The first government of Israel was formed by David Ben-Gurion on 8 March 1949, a month and a half after the elections for the First Knesset. His Mapai party formed a coalition with the United Religious Front, the Progressive Party, the Sephardim and Oriental Communities and the Democratic List of Nazareth, and there were 12 ministers.

== Election results ==
There were around 434,000 valid votes cast in the 1949 election.
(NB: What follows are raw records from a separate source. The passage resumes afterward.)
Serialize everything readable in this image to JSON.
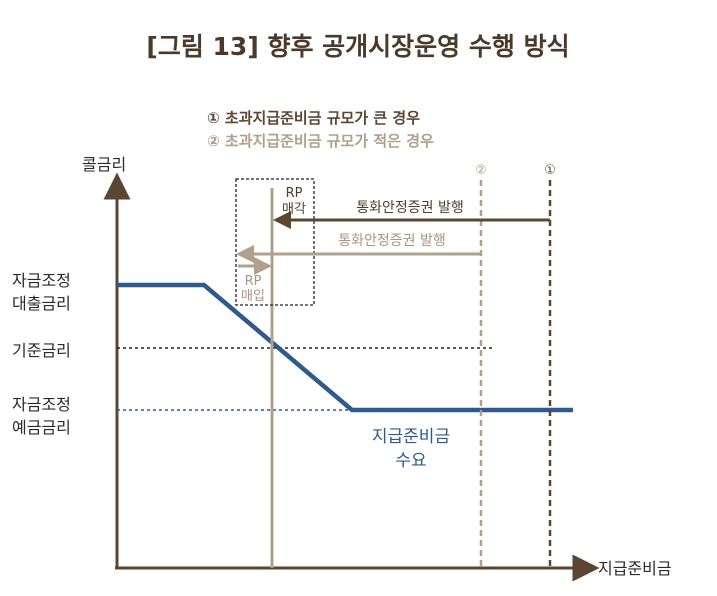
{
  "title": "[그림 13] 향후 공개시장운영 수행 방식",
  "legend": {
    "case1": "① 초과지급준비금 규모가 큰 경우",
    "case2": "② 초과지급준비금 규모가 적은 경우"
  },
  "axes": {
    "y_label": "콜금리",
    "x_label": "지급준비금"
  },
  "rate_labels": {
    "lending_line1": "자금조정",
    "lending_line2": "대출금리",
    "base": "기준금리",
    "deposit_line1": "자금조정",
    "deposit_line2": "예금금리"
  },
  "markers": {
    "one": "①",
    "two": "②"
  },
  "arrows": {
    "stab_bond_dark": "통화안정증권 발행",
    "stab_bond_light": "통화안정증권 발행",
    "rp_sell_line1": "RP",
    "rp_sell_line2": "매각",
    "rp_buy_line1": "RP",
    "rp_buy_line2": "매입"
  },
  "demand_label": {
    "line1": "지급준비금",
    "line2": "수요"
  },
  "colors": {
    "axis": "#5a4632",
    "demand": "#2e5a8c",
    "dark_brown": "#5a4632",
    "light_brown": "#b0a08c",
    "base_dotted": "#222222",
    "deposit_dotted": "#2e5a8c"
  }
}
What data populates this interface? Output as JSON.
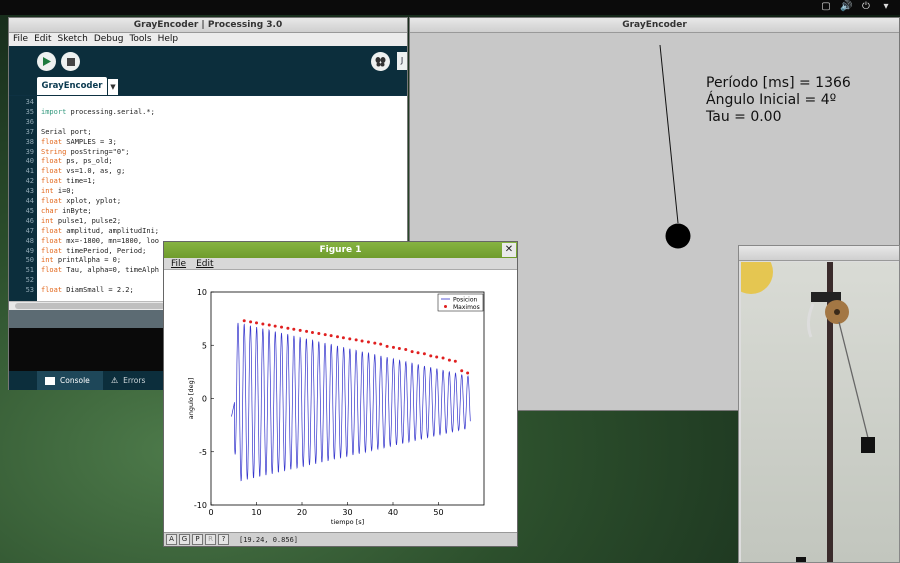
{
  "ide": {
    "title": "GrayEncoder | Processing 3.0",
    "menu": [
      "File",
      "Edit",
      "Sketch",
      "Debug",
      "Tools",
      "Help"
    ],
    "tab": "GrayEncoder",
    "mode_label": "J",
    "code": [
      {
        "n": "34",
        "t": ""
      },
      {
        "n": "35",
        "t": "import processing.serial.*;"
      },
      {
        "n": "36",
        "t": ""
      },
      {
        "n": "37",
        "t": "Serial port;"
      },
      {
        "n": "38",
        "t": "float SAMPLES = 3;"
      },
      {
        "n": "39",
        "t": "String posString=\"0\";"
      },
      {
        "n": "40",
        "t": "float ps, ps_old;"
      },
      {
        "n": "41",
        "t": "float vs=1.0, as, g;"
      },
      {
        "n": "42",
        "t": "float time=1;"
      },
      {
        "n": "43",
        "t": "int i=0;"
      },
      {
        "n": "44",
        "t": "float xplot, yplot;"
      },
      {
        "n": "45",
        "t": "char inByte;"
      },
      {
        "n": "46",
        "t": "int pulse1, pulse2;"
      },
      {
        "n": "47",
        "t": "float amplitud, amplitudIni;"
      },
      {
        "n": "48",
        "t": "float mx=-1800, mn=1800, loo"
      },
      {
        "n": "49",
        "t": "float timePeriod, Period;"
      },
      {
        "n": "50",
        "t": "int printAlpha = 0;"
      },
      {
        "n": "51",
        "t": "float Tau, alpha=0, timeAlph"
      },
      {
        "n": "52",
        "t": ""
      },
      {
        "n": "53",
        "t": "float DiamSmall = 2.2;"
      }
    ],
    "status_tabs": [
      "Console",
      "Errors"
    ]
  },
  "sketch": {
    "title": "GrayEncoder",
    "lines": [
      "Período [ms] = 1366",
      "Ángulo Inicial = 4º",
      "Tau = 0.00"
    ]
  },
  "figure": {
    "title": "Figure 1",
    "menu": [
      "File",
      "Edit"
    ],
    "toolbar": [
      "A",
      "G",
      "P",
      "R",
      "?"
    ],
    "coords": "[19.24, 0.856]"
  },
  "chart_data": {
    "type": "line",
    "title": "",
    "xlabel": "tiempo [s]",
    "ylabel": "angulo [deg]",
    "xlim": [
      0,
      60
    ],
    "ylim": [
      -10,
      10
    ],
    "xticks": [
      0,
      10,
      20,
      30,
      40,
      50
    ],
    "yticks": [
      -10,
      -5,
      0,
      5,
      10
    ],
    "legend": {
      "placement": "top-right",
      "entries": [
        "Posicion",
        "Maximos"
      ]
    },
    "grid": false,
    "colors": {
      "Posicion": "#3333cc",
      "Maximos": "#e02020"
    },
    "series": [
      {
        "name": "Posicion",
        "kind": "damped-sine",
        "t_start": 4.5,
        "t_end": 57,
        "period_s": 1.366,
        "initial_amplitude": 7.6,
        "final_amplitude": 2.4
      },
      {
        "name": "Maximos",
        "x": [
          7.3,
          8.7,
          10.0,
          11.4,
          12.8,
          14.1,
          15.5,
          16.9,
          18.2,
          19.6,
          21.0,
          22.3,
          23.7,
          25.1,
          26.4,
          27.8,
          29.1,
          30.5,
          31.9,
          33.2,
          34.6,
          36.0,
          37.3,
          38.7,
          40.1,
          41.4,
          42.8,
          44.2,
          45.5,
          46.9,
          48.3,
          49.6,
          51.0,
          52.4,
          53.7,
          55.1,
          56.4
        ],
        "y": [
          7.3,
          7.2,
          7.1,
          7.0,
          6.9,
          6.8,
          6.7,
          6.6,
          6.5,
          6.4,
          6.3,
          6.2,
          6.1,
          6.0,
          5.9,
          5.8,
          5.7,
          5.6,
          5.5,
          5.4,
          5.3,
          5.2,
          5.1,
          4.9,
          4.8,
          4.7,
          4.6,
          4.4,
          4.3,
          4.2,
          4.0,
          3.9,
          3.8,
          3.6,
          3.5,
          2.6,
          2.4
        ]
      }
    ]
  },
  "cam": {}
}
| Party name | Number of votes | Percentage | Number of seats |
|---|---|---|---|
| Mapai | 155,274 | 35.7% | 46 |
| Mapam | 64,018 | 14.7% | 19 |
| United Religious Front | 52,982 | 12.2% | 16 |
| Herut Movement | 49,782 | 11.5% | 14 |
| General Zionists | 22,661 | 5.2% | 7 |
| Sephardim and Oriental Communities | 15,287 | 3.5% | 4 |
| Israel Communist Party | 15,148 | 3.5% | 4 |
| Democratic List of Nazareth | 7,387 | 1.7% | 2 |
| Fighter's List | 5,363 | 1.2% | 1 |
| WIZO | 5,173 | 1.2% | 1 |
| Yemenite Association | 4,399 | 1% | 1 |

== Cabinet ==

First government of Israel
| Portfolio | Minister | Party |  |
| Prime Minister Minister of Defense | David Ben-Gurion |  | Mapai |
| Minister of Agriculture Minister of Rationing and Supply | Dov Yosef |  | Mapai |
| Minister of Education and Culture | Zalman Shazar |  | Mapai |
| Minister of Foreign Affairs | Moshe Sharett |  | Mapai |
| Minister of Finance Minister of Trade and Industry | Eliezer Kaplan |  | Mapai |
| Minister of Health Minister of Immigration Minister of Internal Affairs | Haim-Moshe Shapira |  | United Religious Front |
| Minister of Justice | Pinchas Rosen |  | Progressive Party |
| Minister of Labour and Social Security | Golda Meir |  | Mapai |
| Minister of Police | Bechor-Shalom Sheetrit |  | Sephardim and Oriental Communities |
| Minister of Religions and War Victims | Yehuda Leib Maimon |  | United Religious Front |
| Minister of Transportation | David Remez |  | Mapai |
| Minister of Welfare | Yitzhak-Meir Levin |  | United Religious Front |

== History and policies ==
A notable piece of legislation enacted during the term of the first government was an educational law in 1949 which introduced compulsory schooling for all children between the ages of 5 and 14.

=== Security policy ===
One of the promises made by Mapai was to sign the 1949 Armistice Agreements, which they duly did. This laid out the foundation for the Green Line, a demarcation line set out in the agreements between the Israeli army and those of its neighbours (Egypt, Jordan, Lebanon, and Syria) after the 1948 Arab–Israeli War. It served as the de facto borders of the State of Israel from 1949 until the Six-Day War in 1967, and continues to represent Israel's internationally recognized borders with the two Palestinian territories: the West Bank and the Gaza Strip. During this government, they set out the terms for Israeli conscription.

=== Economic policy ===

During the government, austerity policies began, and oversaw a socialist distribution and rationing system. These policies largely came about as Israel had inherited the economy of Mandatory Palestine, which had operated under wartime rationing.

=== Dissolution ===
Ben-Gurion resigned on 15 October 1950 after the United Religious Front objected to his demands that the Supply and Rationing Ministry be closed and a businessman appointed as Minister for Trade and Industry, as well as issues over education in the new immigrant camps.